Se acerca la fecha del 23 de febrero de 2019, fecha escogida por el presidente interino de Venezuela Juan Guaidó, para distribuir la emergencia de la ayuda humanitaria para su desesperada población. Como sabemos, la misma esta represada y resguarda  en distintos sitios alrededor de nuestra nación.  Conocido y visto, el talante represor del régimen dictatorial del ex presidente ilegítimo, Nicolás Maduro, una de las preguntas que se hacen la mayoría de los observadores internacionales, sería; la forma de lograr introducirla pacíficamente en el país, con tantos militares – venezolanos y cubanos -  y colectivos armados, a la espera de esa acción nacional  para impedir que se distribuya.

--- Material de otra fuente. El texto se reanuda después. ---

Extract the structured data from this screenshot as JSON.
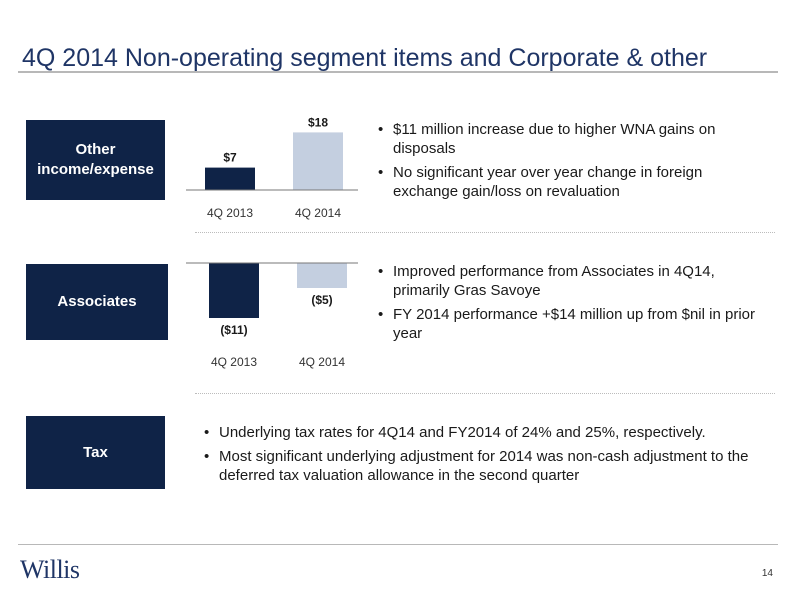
{
  "page_title": "4Q 2014 Non-operating segment items and Corporate & other",
  "colors": {
    "navy": "#0f2347",
    "light": "#c4cfe0",
    "title": "#1f3566"
  },
  "sections": {
    "other_income": {
      "label": "Other income/expense",
      "bullets": [
        "$11 million increase due to higher WNA gains on disposals",
        "No significant year over year change in foreign exchange gain/loss on revaluation"
      ]
    },
    "associates": {
      "label": "Associates",
      "bullets": [
        "Improved performance from Associates in 4Q14, primarily Gras Savoye",
        "FY 2014 performance +$14 million up from $nil in prior year"
      ]
    },
    "tax": {
      "label": "Tax",
      "bullets": [
        "Underlying tax rates for 4Q14 and FY2014 of 24% and 25%, respectively.",
        "Most significant underlying adjustment for 2014 was non-cash adjustment to the deferred tax valuation allowance in the second quarter"
      ]
    }
  },
  "chart_data": [
    {
      "type": "bar",
      "categories": [
        "4Q 2013",
        "4Q 2014"
      ],
      "values": [
        7,
        18
      ],
      "data_labels": [
        "$7",
        "$18"
      ],
      "bar_colors": [
        "#0f2347",
        "#c4cfe0"
      ]
    },
    {
      "type": "bar",
      "categories": [
        "4Q 2013",
        "4Q 2014"
      ],
      "values": [
        -11,
        -5
      ],
      "data_labels": [
        "($11)",
        "($5)"
      ],
      "bar_colors": [
        "#0f2347",
        "#c4cfe0"
      ]
    }
  ],
  "footer": {
    "logo_text": "Willis",
    "page_number": "14"
  }
}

Ante la determinación del presidente interino Juan Guaidó  y su comando de distribución, de llevar a cabo y seguir adelante con su decisión y responsabilidad, la  distribución al pueblo de tal ayuda humanitaria; a sabiendas de que pudiera haber represión, de parte de la dictadura; se me ocurre que, esta acción pudiera convertirse en una lucha desigual similar a la ocurrida entre David  y Goliat, según la historia bíblica Israelita, sucedida varios siglos atrás.

Dado que el presidente interino Juan Guaido está siendo ayudado por varios gobiernos de países amigos, se supone que tal ayuda incluye, la logística y preparativos, para realizar tal distribución ordenadamente dentro de Venezuela. Tales países, supuestamente también estarían involucrados en la organización planificación de tal distribución. Dado que el pueblo de Venezuela en su gran mayoría, está esperando ese vital momento, para alimentarse mejor y sanarse de muchas de las dolencias físicas y enfermedades variadas que les tienen impedidos en sus casas y/o hospitales, se sienten muy esperanzados y felices de que esta ayuda les llegue con urgencia y sin grandes tropiezos.

Por supuesto que, el gobierno legítimo de Venezuela, de Juan Guaidó, tiene el apoyo diplomático y político de una gran cantidad mayoritaria de países democráticos y libres del mundo, que le ayudan y estimulan, a seguir adelante en su estrategia y decisión de realizar tal distribución; esto, a pesar de las grandes e inmensas dificultades y trabas que el régimen de Nicolás Maduro y su grupo armado les ha contrapuesto.

Los venezolanos que estamos en el exterior, aupamos a los venezolanos que sufren en Venezuela y rezamos y contribuimos diariamente, para que todo salga bien, y no se produzcan represiones y agresiones brutales de parte del régimen dictatorial, en las cuales se produzcan víctimas inocentes, durante tal operación de distribución de la referida ayuda humanitaria, lo cual sería condenable e imperdonable por toda la  humanidad.

Aun cuando la población entera, está consciente de que se correrán grandes riesgos, la misma pareciera estar confiada y dispuesta a correrlos saliendo a las calles a reclamar y recibir su ayuda humanitaria correspondiente. Ojala y al régimen, el cual está  armado hasta los dientes, y es perverso; no se le ocurra la idea agredir a esta población desarmada, puesto que podría enardecer a una población pacífica, que aunque desarmada, podría enfurecerse y convertirse en un David y hacerlos pagar con creces tal osadía. Como un demócrata cabal, estoy con el presidente interino Juan Guaidó y el pueblo venezolano, en esta lucha desigual que hemos estado viviendo por 20 años, la cual creo que estaríamos a punto de concluir con la salida indetenible de Nicolás Maduro y su grupo de usurpadores,  del poder en Venezuela.